Una piscina calda calda, grande, dove immergersi e nuotare con i suoi braccioli.

Era felice, si vedeva.

Gli occhi grandi e luminosi, la vedevo aggrapparsi alla schiena del Principe gridando: sono su una tartaruga! e poi sbattere braccia e gambe e stare a galla. Ha fatto anche un giro sullo scivolo, tutta contenta.

Poi ad un certo punto è voluta andare a fare la pipì. E poi ha iniziato a dire di avere mal di pancia.

L’ho asciugata, cambiata, le ho messo la maglia della tuta. Abbiamo asciugato i capelli con lei che piagnucolava e si sbatteva per terra.

Mi ha detto di voler andare a casa, di avere un male terribile allo stomaco.

Mi sembrava strano, non aveva mangiato nulla che ancora fosse nello stomaco e tra l’altro l’acqua della piscina è a 36 gradi e quindi non interferisce con la digestione. E poi, insomma, io sono una principiante come mamma, e l’idea di un dolore di pancia che non riesco a capire mi ha fatto drizzare le antenne.

Ho provato ad aspettare un po’ insieme a lei nello spogliatoio e a coccolarla.

Voleva andare a casa.

Ho pensato che fosse perchè era stanca, la sera prima era andata a letto alle 11 e si è svegliata poco dopo le 7, non volendo tornare nel suo letto ma stando da noi nel lettone per svegliarci.

Avevo indovinato, ma lei continuava a lamentarsi e piangere.

Le chiedo: vuoi un thè caldo?

Lei dice si, e voglio anche un toast.

Allora non hai male, hai fame.

Lei: no, ho male, ho male.

La porto a prendere il thè e il toast e lì lei fa mille scenate, che poi smettono una volta mangiato.

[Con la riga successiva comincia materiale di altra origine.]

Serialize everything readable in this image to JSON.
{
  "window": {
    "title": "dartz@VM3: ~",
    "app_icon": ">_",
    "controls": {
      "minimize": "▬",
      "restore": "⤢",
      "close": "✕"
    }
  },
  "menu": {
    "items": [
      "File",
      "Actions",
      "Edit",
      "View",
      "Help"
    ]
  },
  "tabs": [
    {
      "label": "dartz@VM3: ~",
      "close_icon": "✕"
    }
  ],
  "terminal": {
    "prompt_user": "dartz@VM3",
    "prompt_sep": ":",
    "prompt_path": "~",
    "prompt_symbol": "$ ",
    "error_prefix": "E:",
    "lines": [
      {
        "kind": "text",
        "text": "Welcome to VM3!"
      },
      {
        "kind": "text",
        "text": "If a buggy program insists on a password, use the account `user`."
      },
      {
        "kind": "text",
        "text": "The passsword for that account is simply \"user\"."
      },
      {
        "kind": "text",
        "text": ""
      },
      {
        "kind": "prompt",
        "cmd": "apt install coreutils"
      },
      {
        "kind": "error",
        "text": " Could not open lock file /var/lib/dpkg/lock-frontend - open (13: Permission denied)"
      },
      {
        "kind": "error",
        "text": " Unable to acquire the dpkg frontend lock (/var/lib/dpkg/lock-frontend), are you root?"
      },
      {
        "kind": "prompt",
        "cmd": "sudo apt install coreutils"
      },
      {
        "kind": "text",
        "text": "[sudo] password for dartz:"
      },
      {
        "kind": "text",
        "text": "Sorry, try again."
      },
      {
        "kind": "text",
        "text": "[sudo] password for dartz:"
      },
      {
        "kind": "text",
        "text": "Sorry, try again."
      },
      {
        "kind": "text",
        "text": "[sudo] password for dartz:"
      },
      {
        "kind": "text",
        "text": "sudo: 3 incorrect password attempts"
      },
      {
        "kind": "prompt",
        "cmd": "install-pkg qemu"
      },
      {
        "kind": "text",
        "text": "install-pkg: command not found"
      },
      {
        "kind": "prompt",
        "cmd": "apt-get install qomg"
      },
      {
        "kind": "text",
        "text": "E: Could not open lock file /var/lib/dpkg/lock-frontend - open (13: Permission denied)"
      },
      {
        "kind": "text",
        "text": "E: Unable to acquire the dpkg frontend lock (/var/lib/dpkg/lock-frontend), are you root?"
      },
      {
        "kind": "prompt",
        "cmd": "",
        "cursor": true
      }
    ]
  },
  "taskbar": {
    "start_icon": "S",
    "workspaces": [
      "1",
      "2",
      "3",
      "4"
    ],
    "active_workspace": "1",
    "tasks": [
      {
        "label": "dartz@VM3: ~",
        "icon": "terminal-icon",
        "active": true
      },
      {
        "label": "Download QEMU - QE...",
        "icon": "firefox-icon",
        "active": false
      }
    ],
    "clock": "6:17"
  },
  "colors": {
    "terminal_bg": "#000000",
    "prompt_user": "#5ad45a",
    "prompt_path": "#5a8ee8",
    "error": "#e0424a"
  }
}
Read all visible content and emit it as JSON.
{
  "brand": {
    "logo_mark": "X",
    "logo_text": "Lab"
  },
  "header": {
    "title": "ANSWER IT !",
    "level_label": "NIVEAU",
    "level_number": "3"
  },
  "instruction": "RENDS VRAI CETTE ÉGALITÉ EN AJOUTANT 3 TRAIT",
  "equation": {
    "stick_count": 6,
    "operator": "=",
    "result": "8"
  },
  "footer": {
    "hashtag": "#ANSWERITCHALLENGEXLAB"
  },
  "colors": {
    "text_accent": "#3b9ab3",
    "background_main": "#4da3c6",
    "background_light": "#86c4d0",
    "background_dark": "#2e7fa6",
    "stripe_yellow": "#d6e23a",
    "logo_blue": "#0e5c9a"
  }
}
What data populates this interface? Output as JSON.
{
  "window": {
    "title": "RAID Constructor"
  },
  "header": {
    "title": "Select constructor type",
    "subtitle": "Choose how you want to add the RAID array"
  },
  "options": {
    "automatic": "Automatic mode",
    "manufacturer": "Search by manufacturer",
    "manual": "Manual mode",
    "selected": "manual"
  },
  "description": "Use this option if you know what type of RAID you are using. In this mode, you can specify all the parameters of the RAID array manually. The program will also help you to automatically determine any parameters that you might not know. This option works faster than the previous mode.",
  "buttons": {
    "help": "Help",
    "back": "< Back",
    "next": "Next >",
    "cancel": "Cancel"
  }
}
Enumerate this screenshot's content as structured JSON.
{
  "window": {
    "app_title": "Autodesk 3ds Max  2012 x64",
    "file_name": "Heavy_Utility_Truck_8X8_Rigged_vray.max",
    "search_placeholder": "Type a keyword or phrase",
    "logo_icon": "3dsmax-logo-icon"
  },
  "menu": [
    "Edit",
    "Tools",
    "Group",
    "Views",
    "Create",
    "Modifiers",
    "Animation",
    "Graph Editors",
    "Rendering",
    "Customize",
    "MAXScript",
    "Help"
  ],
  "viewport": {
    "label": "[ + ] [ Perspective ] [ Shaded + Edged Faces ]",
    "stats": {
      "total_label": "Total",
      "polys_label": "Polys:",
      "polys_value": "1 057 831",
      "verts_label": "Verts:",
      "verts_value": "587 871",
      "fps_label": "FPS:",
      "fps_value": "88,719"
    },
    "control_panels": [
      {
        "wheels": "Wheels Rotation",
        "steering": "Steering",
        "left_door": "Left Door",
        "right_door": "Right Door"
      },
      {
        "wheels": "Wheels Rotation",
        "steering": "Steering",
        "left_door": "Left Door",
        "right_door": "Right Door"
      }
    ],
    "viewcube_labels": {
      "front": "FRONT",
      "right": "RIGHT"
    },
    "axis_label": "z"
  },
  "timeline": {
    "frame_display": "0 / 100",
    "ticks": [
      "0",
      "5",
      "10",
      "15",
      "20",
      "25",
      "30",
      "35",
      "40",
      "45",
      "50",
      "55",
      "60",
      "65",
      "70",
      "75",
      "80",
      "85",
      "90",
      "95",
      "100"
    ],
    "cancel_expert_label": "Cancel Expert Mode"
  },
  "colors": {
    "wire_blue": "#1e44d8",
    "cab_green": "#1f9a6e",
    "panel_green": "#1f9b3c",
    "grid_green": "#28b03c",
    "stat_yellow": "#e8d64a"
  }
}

Recupero il Principe, facciamo a Paoling un po’ di domande e ovviamente viene fuori che era una palla il discorso del mal di pancia e che l’ha detto per farsi dare da mangiare e portare a casa. Le spieghiamo che è meglio parlare e dire le cose che vuoi e che pensi, e che fingere non va bene.

Sappiamo tutti che Paoling ha la tendenza a manipolare le persone. E’ anche l’unica cosa che ha visto fare a casa sua.

Lei continua a dire andiamo via, non voglio mai più venirci qui, c’è l’acqua troppo alta e non si possono fare i tuffi. Le dico che allora non la porteremo più, e verremo solo noi le prossime volte.

A quel punto ormai eravamo vestiti, mandiamo il Principe a fare la doccia e andiamo a casa.

Paoling dorme in macchina, 1 ora di viaggio, e dorme anche una volta arrivati a casa.

Le misuro anche la febbre, ma non ce l’ha.

Dopo un po’ scende, mi fa vedere che ha preparato la cartella, che mette tutto in ordine. Si avvicina e mi chiede scusa, dice che non dirà più le bugie e che la prossima volta se è stanca mi dirà che è stanca.

L’abbraccio.

Mi dice che vuole venire di nuovo in quella piscina, e che starà buona.

Avrei dovuto decidere di rimanere lì in piscina, c’erano le sdraio comode poteva riposare lì. Avrei dovuto ma avevo la febbre ed ero andata lì solo per portare lei, e mi ero già vestita e lei pure, e l’idea di farle poi un’altra asciugata di capelli mi faceva venire la nausea.

Avrei dovuto, ma ancora devo imparare tante cose.